Which Word Should I Choose?
By Britney Pieta
Some of you may think it’s the lack of words (writers block) that makes it hard to write, but I believe it’s the exact opposite. There are so many words to choose from and so many ways to present your writing, so how do you decide which ones to use?
My Journalism teacher—Cathy Stablein, from College of DuPage described it as being like a surgeon. You have to choose your words with precision and accuracy.

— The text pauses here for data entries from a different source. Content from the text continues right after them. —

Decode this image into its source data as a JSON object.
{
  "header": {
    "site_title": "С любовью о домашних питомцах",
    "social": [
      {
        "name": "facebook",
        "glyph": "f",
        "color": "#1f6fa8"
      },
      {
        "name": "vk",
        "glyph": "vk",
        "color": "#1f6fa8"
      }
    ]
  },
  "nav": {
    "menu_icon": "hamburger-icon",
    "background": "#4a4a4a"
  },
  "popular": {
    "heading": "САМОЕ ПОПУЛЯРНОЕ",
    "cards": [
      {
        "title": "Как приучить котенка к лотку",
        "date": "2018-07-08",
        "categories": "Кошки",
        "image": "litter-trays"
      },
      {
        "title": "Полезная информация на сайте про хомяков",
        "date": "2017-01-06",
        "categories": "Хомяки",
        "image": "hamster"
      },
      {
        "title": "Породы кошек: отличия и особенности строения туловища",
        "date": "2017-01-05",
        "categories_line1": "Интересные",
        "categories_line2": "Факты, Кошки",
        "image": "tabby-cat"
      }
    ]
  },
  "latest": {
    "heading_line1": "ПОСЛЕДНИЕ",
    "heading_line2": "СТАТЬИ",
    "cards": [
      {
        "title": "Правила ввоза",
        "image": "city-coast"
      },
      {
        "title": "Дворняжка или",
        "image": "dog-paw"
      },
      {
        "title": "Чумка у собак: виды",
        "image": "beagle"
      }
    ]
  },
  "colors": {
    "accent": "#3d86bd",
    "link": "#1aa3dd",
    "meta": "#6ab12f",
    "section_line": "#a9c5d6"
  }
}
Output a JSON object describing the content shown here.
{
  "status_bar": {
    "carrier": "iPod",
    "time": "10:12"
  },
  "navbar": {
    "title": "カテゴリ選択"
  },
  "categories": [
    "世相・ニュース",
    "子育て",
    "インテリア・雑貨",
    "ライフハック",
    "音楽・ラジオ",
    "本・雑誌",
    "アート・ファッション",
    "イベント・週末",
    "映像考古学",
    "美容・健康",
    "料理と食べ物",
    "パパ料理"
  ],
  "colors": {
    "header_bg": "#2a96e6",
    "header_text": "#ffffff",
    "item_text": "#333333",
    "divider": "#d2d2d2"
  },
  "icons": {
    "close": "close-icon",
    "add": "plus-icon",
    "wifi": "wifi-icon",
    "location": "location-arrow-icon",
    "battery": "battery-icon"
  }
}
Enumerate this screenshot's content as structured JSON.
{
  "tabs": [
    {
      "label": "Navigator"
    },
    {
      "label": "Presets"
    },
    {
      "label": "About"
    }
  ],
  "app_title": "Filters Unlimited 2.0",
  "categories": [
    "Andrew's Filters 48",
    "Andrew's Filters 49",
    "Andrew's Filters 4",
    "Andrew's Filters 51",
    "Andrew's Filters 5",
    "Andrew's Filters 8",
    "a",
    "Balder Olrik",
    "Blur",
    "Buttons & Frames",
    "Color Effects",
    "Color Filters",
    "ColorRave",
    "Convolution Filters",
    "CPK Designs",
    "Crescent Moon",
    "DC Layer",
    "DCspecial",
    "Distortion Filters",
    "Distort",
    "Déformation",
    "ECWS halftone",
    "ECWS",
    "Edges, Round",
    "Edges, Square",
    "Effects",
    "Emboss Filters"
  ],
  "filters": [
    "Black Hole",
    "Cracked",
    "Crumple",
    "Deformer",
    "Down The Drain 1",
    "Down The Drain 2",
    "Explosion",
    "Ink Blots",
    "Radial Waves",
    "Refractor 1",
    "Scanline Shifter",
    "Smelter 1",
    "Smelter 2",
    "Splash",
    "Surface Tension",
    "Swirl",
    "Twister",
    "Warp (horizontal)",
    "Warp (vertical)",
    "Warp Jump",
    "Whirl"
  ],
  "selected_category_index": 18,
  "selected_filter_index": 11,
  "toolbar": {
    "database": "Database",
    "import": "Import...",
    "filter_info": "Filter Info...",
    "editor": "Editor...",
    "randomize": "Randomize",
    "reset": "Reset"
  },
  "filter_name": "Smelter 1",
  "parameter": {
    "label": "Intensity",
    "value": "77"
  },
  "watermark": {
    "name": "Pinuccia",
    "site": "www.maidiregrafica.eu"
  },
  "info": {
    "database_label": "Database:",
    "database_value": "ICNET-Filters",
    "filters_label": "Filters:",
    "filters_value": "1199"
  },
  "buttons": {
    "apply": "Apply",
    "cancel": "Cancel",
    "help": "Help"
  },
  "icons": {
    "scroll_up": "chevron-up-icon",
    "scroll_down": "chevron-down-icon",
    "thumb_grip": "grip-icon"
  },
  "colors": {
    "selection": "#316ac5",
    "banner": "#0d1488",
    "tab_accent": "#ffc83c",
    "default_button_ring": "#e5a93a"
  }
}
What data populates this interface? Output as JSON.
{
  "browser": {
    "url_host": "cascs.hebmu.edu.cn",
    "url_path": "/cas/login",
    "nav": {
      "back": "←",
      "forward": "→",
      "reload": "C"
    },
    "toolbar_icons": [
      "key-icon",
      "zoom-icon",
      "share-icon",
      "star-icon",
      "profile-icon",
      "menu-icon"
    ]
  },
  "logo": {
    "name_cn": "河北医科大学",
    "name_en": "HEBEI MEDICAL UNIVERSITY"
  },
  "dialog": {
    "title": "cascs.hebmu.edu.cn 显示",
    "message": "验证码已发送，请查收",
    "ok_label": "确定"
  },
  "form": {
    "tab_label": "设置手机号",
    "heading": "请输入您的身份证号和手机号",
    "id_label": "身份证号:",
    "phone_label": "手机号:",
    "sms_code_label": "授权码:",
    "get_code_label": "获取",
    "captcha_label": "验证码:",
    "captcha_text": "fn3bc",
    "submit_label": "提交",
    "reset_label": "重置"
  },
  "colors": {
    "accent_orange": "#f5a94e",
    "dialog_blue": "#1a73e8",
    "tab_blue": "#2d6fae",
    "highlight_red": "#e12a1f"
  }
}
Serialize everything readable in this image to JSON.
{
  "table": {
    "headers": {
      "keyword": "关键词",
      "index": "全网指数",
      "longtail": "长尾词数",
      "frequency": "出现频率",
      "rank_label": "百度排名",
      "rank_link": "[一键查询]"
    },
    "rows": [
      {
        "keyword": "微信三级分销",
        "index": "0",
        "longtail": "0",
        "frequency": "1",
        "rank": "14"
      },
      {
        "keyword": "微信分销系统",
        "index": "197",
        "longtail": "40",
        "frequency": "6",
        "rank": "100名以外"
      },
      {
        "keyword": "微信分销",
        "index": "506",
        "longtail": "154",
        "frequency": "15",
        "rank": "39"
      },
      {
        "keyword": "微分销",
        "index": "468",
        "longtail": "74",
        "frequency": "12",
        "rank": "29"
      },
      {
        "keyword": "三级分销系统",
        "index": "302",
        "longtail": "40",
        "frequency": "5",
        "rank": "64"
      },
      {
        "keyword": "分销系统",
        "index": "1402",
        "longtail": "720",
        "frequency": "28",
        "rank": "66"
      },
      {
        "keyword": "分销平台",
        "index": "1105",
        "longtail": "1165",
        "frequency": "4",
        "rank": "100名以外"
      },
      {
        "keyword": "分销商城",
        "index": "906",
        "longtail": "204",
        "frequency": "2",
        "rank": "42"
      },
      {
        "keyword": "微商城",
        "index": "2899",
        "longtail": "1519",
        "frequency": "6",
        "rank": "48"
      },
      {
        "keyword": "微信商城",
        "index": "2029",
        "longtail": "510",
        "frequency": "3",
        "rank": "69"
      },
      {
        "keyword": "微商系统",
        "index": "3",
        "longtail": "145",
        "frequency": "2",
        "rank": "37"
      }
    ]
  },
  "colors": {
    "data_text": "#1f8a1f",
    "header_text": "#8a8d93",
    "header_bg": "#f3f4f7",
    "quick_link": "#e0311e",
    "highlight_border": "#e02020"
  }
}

You might want to ask yourself:
- Is this given word’s meaning I have selected the most exact/closest word I can find for this particular sentence that I have imagined in my head? (Ex. weeping vs. sobbing)
1. Samantha sat in her car weeping so hard she couldn’t breathe.
2. Samantha sat in her car sobbing so hard she couldn’t breathe.
Which do you think is better?
- Am I adding so many difficult vocabulary words that my reader is lost or confused? (Ex.“quixotic” which could be changed to the word idealistic or impractical.)
- Are the words I have chosen staying true to the character’s personalities in my story? (Ex. an atheist who others call himself “righteous,” but isn’t in any religion and abhors that word.)
- Are the words I have chosen going to be interpreted differently depending on the audience who reads it? (Ex. a young adult audience vs. elderly audience)
Remember to not be afraid of rewriting and rewriting over and over again because you might not portray it right the first time. As a writer the words flow through you and sometimes if you never use certain words or know the right word but can’t put your finger on it—(buried somewhere in your head) it is helpful to consult a dictionary or thesaurus.